Eugène Manet à l’île de Wight, 1875. Huile sur toile, 38 x 46 cm. Paris, Musée Marmottan-Monet

Une exposition d'envergure au MNBAQ

Le Musée national des beaux-arts du Québec (MNBAQ) sera l’hôte d’un événement d’envergure l’été prochain. L’institution muséale présentera Berthe Morisot, femme impressionniste, une exposition internationale sur la peintre d’avant-garde (1841-1895) qui voyagera ensuite aux États-Unis et à Paris.

Pour cette toute première exposition entièrement consacrée à l’œuvre de l’artiste, plus d’une cinquantaine de toiles provenant d’institutions publiques et de collections privées du monde entier seront présentées à Québec, a annoncé Line Ouellet lors d’une conférence de presse tenue lundi au Musée d’Orsay, à Paris. Le prestigieux musée situé sur les rives de la Seine sera la dernière institution à présenter l’exposition, à l’été 2019.

Il aura fallu 15 ans à la directrice générale du MNBAQ pour concrétiser la tenue de cette exposition majeure. «J’avais vu, en 2002, l’exposition que Sylvie Patry, l’actuelle commissaire de l’exposition, avait réalisé pour le Musée des beaux-arts de Lille. Ça prend toujours un certain temps à mettre les choses en place», explique Mme Ouellet en entrevue téléphonique.

En 2014, les deux femmes se sont rendues rencontrer les descendants de Berthe Morisot afin de discuter de cette future exposition sur l’une des fondatrices du groupe impressionniste en 1873. À l’époque, sa renommée est grande. «Elle a eu une fortune critique importante de son vivant», précise Mme Ouellet. 

Le Berceau, 1872. Huile sur toile, 56 x 46 cm. Musée d’Orsay, acquis par le Louvre (1930) RF2849

Déficit de renommée

Elle reste pourtant moins connue maintenant que ses homologues impressionnistes, comme Monet, Renoir et Degas. «Elle a été malheureusement un peu oubliée.» Et pas seulement parce qu’elle était une femme, «qui n’ont pas autant de visibilité que les hommes. C’est un peu pour ça aussi que je désirais présenter Berthe Morisot, seule, pour elle-même, pas à travers [les autres impressionnistes].»

Ce déficit de renommée tient aussi au fait que l’artiste meurt jeune, à 55 ans, laissant un corpus d’environ 400 œuvres, beaucoup moins que d’autres peintres. Ironiquement, elle reviendra à l’avant-plan des années plus tard parce qu’elle a servi de modèle pour une dizaine de tableaux à Édouard Manet (son beau-frère). Mais depuis plusieurs dizaines d’années, son importance artistique est reconnue et «prisée sur les marchés». 

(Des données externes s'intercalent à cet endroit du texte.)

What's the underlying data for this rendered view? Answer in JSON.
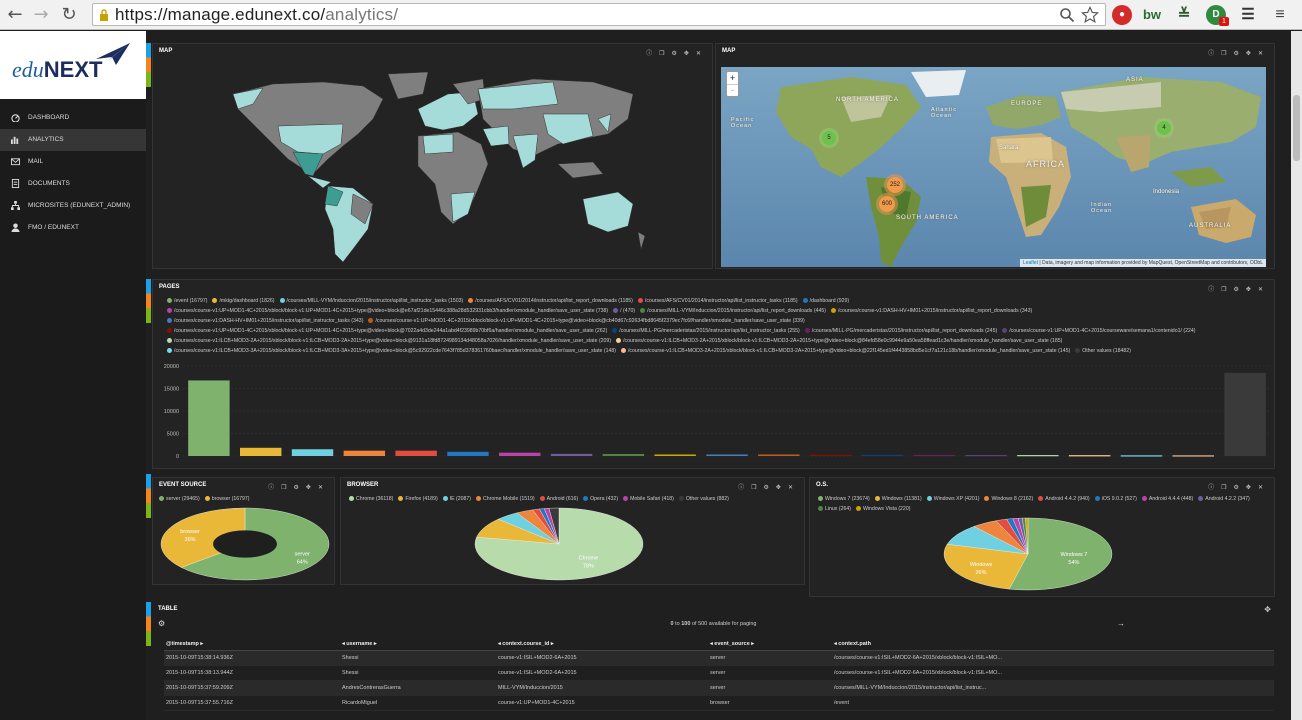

Surtout qu’il n’était pas courant au XIXe siècle qu’une femme mène une telle carrière professionnelle, marquée par des œuvres qui explorent plusieurs thématiques de la vie moderne, telles que l’intimité de la vie bourgeoise de l’époque ou le goût de la villégiature et des jardins, tout en brouillant les frontières entre intérieur-extérieur, privé-public ou fini-non fini. 

«C’était une peintre avant-gardiste, point. Elle était au sein de cette avant-garde des impressionnistes au moment où elle se peint, si on peut dire. Comme femme, c’était exigeant pour elle, même si elle a exposé d’égal à égal avec ses collègues. […] Dans les 30 dernières années, il y a eu une relecture sociale de l’art très importante qui inclut entre autres les femmes. Je pense que c’est un bon moment pour faire cette exposition.»

Jeune femme en gris étendue, 1879. Huile sur toile, 60 x 73 cm. Collection particulière, Paris

Réseau international

Line Ouellet n’est pas la seule à le penser. En cours de route, la directrice générale a réussi à convaincre ses homologues de la Fondation Barnes, à Philadelphie, et du Dallas Museum of Art d’en faire de même. Et comme Sylvie Patry était devenu, entre-temps, la conservatrice en chef du Musée d’Orsay, il est apparu comme allant de soi à Laurence des Cars, la nouvelle directrice, de présenter également Berthe Morisot, femme impressionniste.

Cette impressionnante collaboration, «c’est nettement ce qu’on vise», soutient Mme Ouellet en soulignant que la splendide rétrospective Giacometti, qui sera présentée en février 2018, est de la même nature. Ces expositions visent «à inscrire le Québec, et la MNBAQ, dans un réseau international et c’est une volonté très affirmée».

Berthe Morisot, femme impressionniste sera présentée du 21 juin au 23 septembre 2018 au MNBAQ.